The NAC transcription factor family is deemed to be a large plant-specific gene family that plays important roles in plant development and stress response. Miscanthus sinensis is commonly planted in vast marginal land as forage, ornamental grass, or bioenergy crop which demand a relatively high resistance to abiotic stresses. The recent release of a draft chromosome-scale assembly genome of M. sinensis provided a basic platform for the genome-wide investigation of NAC proteins. In this study, a total of 261 M. sinensis NAC genes were identified and a complete overview of the gene family was presented, including gene structure, conserved motif compositions, chromosomal distribution, and gene duplications. Results showed that gene length, molecular weights (MW), and theoretical isoelectric points (pI) of NAC family were varied, while gene structure and motifs were relatively conserved.
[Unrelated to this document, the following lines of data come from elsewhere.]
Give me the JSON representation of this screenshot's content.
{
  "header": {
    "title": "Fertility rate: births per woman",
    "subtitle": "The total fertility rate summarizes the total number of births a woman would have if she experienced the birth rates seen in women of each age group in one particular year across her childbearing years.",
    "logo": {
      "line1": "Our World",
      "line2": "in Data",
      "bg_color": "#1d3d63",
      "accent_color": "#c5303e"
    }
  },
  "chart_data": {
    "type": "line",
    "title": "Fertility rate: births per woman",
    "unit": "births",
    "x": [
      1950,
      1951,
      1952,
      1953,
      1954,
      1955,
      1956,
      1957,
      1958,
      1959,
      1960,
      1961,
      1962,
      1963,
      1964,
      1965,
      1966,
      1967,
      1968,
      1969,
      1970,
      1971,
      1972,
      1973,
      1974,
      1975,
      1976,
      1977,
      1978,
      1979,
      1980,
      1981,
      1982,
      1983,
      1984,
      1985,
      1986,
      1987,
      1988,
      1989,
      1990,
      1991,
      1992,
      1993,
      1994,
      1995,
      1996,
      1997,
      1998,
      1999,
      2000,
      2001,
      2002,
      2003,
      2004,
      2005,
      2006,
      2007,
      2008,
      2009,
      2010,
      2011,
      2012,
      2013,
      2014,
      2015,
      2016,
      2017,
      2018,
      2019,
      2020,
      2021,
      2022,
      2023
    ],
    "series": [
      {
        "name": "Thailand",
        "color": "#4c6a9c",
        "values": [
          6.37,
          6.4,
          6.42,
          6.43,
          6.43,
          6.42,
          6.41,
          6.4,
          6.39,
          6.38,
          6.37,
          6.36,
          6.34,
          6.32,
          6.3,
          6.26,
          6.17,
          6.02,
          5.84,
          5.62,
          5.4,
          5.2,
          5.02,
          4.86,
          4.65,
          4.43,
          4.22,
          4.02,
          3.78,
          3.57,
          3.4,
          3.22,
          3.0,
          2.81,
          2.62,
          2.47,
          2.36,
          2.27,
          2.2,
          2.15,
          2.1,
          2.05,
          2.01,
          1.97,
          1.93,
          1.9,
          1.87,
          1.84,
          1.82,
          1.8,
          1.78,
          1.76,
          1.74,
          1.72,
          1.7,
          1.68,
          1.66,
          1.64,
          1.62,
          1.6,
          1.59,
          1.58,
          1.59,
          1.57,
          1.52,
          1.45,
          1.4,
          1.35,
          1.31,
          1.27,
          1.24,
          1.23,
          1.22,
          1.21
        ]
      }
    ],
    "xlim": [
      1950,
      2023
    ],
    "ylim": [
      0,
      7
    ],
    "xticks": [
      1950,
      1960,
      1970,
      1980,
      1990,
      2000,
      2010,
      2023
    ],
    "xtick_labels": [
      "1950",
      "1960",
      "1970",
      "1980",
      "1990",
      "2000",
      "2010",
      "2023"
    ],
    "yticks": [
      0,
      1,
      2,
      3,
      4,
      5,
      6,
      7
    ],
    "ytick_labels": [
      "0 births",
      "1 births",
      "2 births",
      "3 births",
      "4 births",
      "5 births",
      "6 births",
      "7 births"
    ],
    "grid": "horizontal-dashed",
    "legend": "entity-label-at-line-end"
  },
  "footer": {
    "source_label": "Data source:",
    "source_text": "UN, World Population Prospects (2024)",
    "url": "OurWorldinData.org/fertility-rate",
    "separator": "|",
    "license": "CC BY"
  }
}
Chromosomal mapping analysis found that the M. sinensis NAC genes were unevenly distributed on 19 M. sinensis chromosomes, and the interchromosomal evolutionary analysis showed that nine pairs of tandem duplicates genes and 121 segmental duplications were identified, suggesting that gene duplication, especially segmental duplication, is possibly associated with the amplification of M. sinensis NAC gene family. The expression patterns of 14 genes from M. sinensis SNAC subgroup were analyzed under high salinity, PEG, and heavy metals, and multiple NAC genes could be induced by the treatment. These results will provide a very useful reference for follow-up study of the functional characteristics of NAC genes in the mechanism of stress-responsive and potential roles in the development of M. sinensis.